Attorney General Chris Carr and 17 state attorneys general have sent a letter to U.S. Senate leadership to strongly urge that they reject President Joe Biden’s nomination of Nancy Abudu to fill a seat on the U.S. Court of Appeals for the 11th Circuit.

Carr joined the attorneys general of Alabama, Arkansas, Florida, Idaho, Indiana, Iowa, Kentucky, Louisiana, Mississippi, Missouri, Montana, Nebraska, Ohio, South Carolina, Texas, Utah and West Virginia in sending the letter.

“Based upon her record and prior comments, it is clear that Nancy Abudu has no interest in upholding the rule of law but is far more concerned with promoting her own extreme beliefs and agenda,” said Carr. “Throughout her career, Ms. Abudu has perpetuated false claims regarding Georgia’s election integrity law, which yielded record-high voter turnout, and vilified our law enforcement officers. Political activism of any kind does not belong on the bench, and I urge the Senate in the strongest possible terms to reject this nomination to ensure fairness and integrity on the court.”

Ms. Abudu is the Director of Strategic Litigation for the Alabama-based Southern Poverty Law Center (SPLC), an organization infamous for leveling unfounded charges of “hate” against its political opponents. The letter from the attorneys general documents how Ms. Abudu has used her position at the SPLC to engage in these same dishonest and divisive actions. She has compared her fellow Americans to Jim-Crow-era racists, declared our criminal-justice system to be “practically the same system as during slavery,” disparaged law enforcement as racist, and aligned herself with self-proclaimed “radical movement legal activists” who view “policing” as “the true threat to our collective safety.” Moreover, she has consistently and baselessly disparaged Alabama, Florida and Georgia in particular, the three states she would be called upon to judge as a member of the 11th Circuit Court of Appeals.
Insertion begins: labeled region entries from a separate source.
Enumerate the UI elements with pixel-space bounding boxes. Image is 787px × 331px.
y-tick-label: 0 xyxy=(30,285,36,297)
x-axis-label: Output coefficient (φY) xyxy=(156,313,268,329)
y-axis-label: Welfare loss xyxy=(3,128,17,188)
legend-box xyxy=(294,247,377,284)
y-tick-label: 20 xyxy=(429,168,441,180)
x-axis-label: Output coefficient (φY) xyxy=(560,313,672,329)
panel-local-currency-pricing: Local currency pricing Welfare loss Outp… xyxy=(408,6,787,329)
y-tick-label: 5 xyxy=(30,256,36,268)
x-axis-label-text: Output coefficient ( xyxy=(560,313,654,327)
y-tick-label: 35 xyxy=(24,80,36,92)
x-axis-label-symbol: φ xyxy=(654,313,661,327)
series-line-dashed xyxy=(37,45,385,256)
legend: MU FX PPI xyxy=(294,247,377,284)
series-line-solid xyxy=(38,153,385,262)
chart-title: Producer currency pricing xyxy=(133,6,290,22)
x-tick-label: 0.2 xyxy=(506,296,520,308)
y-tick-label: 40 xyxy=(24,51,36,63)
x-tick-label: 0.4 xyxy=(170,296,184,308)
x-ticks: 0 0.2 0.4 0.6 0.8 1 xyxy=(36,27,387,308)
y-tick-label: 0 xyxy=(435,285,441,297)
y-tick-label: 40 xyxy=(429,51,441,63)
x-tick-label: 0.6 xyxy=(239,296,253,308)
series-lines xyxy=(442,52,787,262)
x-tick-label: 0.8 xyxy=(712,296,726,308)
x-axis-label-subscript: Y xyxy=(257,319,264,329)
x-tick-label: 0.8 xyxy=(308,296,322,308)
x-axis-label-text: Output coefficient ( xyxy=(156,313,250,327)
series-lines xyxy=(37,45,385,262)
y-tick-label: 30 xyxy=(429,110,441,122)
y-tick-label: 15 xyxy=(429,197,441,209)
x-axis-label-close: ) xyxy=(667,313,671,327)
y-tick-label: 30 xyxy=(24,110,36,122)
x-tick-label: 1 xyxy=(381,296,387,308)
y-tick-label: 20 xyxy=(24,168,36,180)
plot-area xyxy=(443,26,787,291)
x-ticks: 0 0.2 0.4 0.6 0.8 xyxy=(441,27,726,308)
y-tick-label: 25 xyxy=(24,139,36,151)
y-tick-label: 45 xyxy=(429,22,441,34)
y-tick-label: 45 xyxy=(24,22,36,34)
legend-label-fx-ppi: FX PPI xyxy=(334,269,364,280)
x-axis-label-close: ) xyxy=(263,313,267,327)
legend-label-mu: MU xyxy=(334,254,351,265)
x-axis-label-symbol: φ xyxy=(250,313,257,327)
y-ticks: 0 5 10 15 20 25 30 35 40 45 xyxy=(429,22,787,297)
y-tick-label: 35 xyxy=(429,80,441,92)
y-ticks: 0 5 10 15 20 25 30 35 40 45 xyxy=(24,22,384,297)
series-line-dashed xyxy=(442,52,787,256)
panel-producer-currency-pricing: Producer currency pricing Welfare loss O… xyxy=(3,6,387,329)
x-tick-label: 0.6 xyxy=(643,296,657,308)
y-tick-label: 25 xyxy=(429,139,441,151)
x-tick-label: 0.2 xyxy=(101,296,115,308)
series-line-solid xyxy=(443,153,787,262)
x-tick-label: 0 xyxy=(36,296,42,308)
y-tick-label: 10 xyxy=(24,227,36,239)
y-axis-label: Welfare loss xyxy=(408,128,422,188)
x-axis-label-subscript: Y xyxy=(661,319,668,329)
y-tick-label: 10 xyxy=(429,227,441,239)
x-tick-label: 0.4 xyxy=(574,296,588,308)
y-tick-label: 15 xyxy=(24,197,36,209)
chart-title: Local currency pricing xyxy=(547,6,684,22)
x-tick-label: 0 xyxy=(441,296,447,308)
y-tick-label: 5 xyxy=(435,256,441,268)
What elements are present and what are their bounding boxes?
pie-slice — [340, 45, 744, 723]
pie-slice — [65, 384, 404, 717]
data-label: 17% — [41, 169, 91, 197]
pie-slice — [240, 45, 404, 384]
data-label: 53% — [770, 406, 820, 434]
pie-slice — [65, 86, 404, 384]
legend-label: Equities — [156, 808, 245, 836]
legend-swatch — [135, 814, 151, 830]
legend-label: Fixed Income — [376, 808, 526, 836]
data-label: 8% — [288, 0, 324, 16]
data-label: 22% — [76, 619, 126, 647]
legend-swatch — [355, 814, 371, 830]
Ms. Abudu’s history of false and inflammatory rhetoric “doesn’t show simple professional disagreement. It shows, at best, insuperable bias. It more likely shows dishonesty. And it certainly shows unfitness for judicial office.”

Ms. Abudu has asserted that Georgia has a “culture of law enforcement that still targets Black and Brown people.” She has derided the entire State, claiming that “Georgia continues to be a bad actor,” and that the state legislature “is committed to keeping us in the past and that is scary.”

The letter further notes Ms. Abudu’s membership and past role as a leader in the National Lawyers Guild (NLG), a self-described group of “radical movement legal activists.” The NLG recently declared that “policing is the true threat to our collective safety.” The attorneys general explain that “Ms. Abudu’s longstanding and ongoing association with this radical, anti-police group is yet another ground for rejecting her nomination.”

The attorneys general say that in light of her casual willingness to demonize her fellow Americans, her extensive record of inflammatory and divisive untruths, and her longtime association with dangerous and radical organizations, the attorneys general conclude their letter, “[Ms. Abudu] has . . . shown herself unfit for this lifetime appointment. Because our judiciary needs jurists who will uphold the rule of law, not ‘radical movement legal activists’ in robes, the Senate should reject Ms. Abudu’s nomination.”